报告人：Dr. Shuo Li 教授，加拿大西安大略大学教授
报告题目：Innovative Machine Learning for Medical Data Analytics
报告摘要：Medical data analysis is going through great changes with tremendous new opportunities showing up. The rise of machine learning and the rise of big data analytics, have brought wonderful opportunities to invent the new generation of machine learning tools for medical data analytics, not only to solve new problems appearing, but also to solve many years challenges in conventional medical image analysis and computer vision with much more satisfactory solutions. This talk will share our experience in developing the next generation of image analytics tools with newly invented machine learning tools to help physicians, hospital administrative to analyze the huge growing medical data and help them to make the right decision and early decision at the right timing.
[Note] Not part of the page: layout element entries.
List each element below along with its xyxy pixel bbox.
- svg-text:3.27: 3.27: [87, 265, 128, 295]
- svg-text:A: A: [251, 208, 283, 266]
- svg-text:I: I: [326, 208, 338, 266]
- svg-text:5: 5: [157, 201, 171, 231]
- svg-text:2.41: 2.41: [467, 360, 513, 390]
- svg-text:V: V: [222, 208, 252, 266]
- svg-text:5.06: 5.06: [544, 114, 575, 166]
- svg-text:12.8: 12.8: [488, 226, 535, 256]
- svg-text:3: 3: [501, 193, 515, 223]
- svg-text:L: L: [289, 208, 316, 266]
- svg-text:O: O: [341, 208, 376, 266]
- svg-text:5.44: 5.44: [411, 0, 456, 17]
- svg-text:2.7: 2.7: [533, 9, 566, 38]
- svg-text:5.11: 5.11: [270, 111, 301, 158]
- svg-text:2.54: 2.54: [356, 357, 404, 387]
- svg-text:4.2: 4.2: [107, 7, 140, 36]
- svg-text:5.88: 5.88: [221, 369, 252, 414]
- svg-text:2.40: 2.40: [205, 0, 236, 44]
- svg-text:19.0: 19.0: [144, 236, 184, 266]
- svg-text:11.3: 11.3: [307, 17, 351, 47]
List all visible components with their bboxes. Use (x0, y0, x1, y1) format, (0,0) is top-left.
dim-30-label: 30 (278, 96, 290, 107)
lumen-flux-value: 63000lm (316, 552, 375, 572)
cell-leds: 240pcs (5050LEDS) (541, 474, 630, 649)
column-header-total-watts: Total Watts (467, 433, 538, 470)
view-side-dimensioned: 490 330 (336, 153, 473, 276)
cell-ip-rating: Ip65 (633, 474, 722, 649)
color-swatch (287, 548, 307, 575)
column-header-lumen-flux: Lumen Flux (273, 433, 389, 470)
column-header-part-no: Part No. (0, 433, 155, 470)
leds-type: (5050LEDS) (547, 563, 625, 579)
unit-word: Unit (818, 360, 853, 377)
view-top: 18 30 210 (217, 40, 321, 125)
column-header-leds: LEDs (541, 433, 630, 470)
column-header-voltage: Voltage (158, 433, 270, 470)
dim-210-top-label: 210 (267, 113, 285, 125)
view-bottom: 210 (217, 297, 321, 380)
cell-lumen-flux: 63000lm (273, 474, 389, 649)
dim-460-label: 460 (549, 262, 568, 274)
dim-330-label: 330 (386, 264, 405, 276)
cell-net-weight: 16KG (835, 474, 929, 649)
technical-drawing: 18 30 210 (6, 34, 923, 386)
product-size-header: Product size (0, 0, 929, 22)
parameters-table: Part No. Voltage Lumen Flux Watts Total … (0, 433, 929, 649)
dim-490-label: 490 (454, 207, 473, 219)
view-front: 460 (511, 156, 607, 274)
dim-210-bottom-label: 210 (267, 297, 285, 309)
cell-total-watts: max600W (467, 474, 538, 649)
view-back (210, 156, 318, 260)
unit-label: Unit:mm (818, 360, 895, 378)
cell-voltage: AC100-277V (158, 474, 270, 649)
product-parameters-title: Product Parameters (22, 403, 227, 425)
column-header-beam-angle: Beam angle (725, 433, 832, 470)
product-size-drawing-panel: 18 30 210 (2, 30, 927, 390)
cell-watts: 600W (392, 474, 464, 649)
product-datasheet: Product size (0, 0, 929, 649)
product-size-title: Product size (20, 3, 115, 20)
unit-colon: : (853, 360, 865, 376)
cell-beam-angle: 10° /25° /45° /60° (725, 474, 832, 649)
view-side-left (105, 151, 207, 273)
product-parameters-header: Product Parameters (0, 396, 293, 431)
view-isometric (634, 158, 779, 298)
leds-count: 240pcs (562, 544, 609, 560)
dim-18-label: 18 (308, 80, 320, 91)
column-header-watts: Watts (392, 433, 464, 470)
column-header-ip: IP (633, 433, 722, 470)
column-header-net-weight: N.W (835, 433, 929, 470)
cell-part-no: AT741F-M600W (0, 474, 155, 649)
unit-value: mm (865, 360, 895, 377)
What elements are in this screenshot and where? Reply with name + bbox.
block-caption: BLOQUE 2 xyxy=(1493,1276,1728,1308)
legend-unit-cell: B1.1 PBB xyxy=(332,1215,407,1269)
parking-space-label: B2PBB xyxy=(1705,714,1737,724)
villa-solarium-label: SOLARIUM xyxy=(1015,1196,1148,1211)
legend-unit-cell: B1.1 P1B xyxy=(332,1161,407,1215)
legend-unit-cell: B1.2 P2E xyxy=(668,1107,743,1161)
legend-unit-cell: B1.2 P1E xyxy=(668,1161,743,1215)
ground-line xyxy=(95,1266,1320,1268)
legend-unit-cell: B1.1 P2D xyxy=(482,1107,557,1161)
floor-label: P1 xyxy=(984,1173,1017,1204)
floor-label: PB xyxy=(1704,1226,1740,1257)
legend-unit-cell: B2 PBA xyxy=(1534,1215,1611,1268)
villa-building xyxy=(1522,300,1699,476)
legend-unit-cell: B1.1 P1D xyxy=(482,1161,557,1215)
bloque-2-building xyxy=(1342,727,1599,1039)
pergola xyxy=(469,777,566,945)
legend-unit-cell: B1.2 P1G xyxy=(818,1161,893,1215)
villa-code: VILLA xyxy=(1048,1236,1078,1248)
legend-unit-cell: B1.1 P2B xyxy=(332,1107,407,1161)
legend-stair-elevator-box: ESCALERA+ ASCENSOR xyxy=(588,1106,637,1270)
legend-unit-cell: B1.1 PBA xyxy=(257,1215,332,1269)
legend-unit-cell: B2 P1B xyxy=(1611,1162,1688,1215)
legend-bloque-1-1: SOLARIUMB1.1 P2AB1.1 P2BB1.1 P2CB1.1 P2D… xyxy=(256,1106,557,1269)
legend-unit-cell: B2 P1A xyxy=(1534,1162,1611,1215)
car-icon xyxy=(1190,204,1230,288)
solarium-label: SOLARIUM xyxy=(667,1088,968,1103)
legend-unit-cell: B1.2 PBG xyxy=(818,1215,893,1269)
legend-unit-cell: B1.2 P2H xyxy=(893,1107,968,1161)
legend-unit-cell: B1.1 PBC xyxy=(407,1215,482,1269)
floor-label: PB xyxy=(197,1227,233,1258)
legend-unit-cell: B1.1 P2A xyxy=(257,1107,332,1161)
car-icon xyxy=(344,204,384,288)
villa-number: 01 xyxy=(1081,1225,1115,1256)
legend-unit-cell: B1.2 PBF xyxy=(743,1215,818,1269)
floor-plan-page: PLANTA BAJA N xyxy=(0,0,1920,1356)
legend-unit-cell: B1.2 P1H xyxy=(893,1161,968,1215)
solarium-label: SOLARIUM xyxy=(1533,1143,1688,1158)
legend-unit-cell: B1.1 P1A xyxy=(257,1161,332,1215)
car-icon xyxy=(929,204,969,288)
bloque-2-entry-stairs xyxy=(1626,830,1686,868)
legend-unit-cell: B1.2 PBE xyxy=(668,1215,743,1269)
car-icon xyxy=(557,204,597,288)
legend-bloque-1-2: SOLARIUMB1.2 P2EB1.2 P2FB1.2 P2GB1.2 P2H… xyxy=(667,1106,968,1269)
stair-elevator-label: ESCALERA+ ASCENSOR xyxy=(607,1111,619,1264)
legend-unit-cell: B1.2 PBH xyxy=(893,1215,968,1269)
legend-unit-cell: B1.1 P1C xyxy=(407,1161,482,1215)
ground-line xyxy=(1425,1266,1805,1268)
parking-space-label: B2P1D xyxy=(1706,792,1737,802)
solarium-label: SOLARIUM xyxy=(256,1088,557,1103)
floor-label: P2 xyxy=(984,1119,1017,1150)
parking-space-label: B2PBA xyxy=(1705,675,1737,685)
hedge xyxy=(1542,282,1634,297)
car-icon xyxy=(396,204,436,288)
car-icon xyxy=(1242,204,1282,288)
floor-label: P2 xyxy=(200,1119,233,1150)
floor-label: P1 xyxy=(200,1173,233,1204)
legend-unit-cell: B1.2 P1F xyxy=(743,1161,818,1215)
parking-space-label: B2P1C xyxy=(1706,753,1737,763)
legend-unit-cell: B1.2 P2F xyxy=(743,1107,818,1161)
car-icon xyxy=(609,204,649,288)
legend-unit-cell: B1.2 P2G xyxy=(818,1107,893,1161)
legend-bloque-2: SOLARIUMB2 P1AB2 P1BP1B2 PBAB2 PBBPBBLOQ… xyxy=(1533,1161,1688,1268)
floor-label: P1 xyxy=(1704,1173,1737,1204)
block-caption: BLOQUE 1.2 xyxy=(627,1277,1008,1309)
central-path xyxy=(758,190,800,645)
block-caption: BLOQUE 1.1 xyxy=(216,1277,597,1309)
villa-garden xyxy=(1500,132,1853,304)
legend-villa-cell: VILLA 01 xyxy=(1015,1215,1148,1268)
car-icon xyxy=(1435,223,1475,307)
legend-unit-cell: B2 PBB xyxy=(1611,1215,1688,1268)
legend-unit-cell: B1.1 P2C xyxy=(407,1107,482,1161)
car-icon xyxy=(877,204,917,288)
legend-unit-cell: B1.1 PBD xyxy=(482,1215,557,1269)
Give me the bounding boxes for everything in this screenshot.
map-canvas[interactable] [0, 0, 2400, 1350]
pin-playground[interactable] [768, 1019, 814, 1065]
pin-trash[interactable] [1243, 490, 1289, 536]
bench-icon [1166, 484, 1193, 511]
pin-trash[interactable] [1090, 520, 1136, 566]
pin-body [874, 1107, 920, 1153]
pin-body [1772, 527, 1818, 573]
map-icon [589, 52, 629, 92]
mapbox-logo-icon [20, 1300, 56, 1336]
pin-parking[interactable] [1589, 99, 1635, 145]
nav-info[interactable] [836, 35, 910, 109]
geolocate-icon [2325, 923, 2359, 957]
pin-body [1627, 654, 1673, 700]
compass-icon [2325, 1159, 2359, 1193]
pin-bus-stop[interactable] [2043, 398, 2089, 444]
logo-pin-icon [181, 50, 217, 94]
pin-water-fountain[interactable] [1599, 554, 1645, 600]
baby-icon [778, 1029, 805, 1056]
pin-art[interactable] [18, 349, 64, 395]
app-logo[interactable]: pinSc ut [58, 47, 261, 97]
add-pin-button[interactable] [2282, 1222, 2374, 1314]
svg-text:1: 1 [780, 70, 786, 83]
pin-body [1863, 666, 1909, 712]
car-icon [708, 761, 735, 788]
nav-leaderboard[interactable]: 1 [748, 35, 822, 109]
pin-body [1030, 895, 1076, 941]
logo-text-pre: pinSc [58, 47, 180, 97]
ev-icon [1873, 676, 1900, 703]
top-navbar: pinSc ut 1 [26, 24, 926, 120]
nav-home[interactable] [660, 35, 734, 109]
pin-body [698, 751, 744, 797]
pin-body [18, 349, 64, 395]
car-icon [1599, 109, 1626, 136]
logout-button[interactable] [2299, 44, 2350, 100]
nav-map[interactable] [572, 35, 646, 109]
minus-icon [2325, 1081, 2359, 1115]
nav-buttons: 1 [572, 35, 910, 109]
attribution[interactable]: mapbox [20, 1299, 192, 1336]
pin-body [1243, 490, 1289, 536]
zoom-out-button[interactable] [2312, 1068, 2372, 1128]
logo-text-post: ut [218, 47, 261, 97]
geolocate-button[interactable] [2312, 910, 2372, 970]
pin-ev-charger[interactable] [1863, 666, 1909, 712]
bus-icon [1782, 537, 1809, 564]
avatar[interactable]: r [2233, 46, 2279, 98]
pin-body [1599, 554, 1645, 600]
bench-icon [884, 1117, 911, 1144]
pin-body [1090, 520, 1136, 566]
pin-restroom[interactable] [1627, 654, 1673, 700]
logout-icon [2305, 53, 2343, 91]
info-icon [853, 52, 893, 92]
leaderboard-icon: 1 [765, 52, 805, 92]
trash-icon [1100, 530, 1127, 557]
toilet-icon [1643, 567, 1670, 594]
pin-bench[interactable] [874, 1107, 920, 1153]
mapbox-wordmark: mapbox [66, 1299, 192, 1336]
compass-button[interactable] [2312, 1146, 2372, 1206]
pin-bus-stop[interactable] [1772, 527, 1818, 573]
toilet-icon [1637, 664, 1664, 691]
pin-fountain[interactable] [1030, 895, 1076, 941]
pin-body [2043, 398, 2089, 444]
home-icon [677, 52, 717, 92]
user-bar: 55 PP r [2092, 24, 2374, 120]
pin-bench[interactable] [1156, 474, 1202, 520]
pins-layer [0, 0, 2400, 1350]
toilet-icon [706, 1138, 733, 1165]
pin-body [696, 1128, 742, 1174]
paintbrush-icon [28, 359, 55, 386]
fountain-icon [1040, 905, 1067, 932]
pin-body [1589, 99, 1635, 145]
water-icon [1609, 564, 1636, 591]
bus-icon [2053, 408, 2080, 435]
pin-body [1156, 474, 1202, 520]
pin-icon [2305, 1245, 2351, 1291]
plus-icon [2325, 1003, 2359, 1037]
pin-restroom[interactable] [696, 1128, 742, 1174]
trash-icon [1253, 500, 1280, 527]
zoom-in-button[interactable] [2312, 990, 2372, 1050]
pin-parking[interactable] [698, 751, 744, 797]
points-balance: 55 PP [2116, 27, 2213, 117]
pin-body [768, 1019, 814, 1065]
Dr. Shuo Li is an associate professor in the department of medical imaging and medical biophysics at the University of Western Ontario and scientist at Lawson Health Research Institute. Before this position he was a research scientist and project manager in General Electric (GE) Healthcare for 9 years. He founded the Digital Imaging Group of London (http://digitalimaginggroup.ca/) in 2006, which is a very dynamic and highly multiple disciplinary collaboration group. He received his Ph.D. degree in computer science from Concordia University 2006, where his PhD thesis won the doctoral prize giving to the most deserving graduating student in the faculty of engineering and computer science. He has published over 100 publications; He is the recipient of several awards from GE, institutes and international organizations; He serves as guest editors and associate editor in several prestigious journals in the field; He serves as program committee members in highly influential conferences; He is the editors of six Springer books; He serves on the board of directors in prestigious MICCAI society. His current interest is development intelligent analytic tools to help physicians and hospital administrators to handle the big medical data, centred with medical images.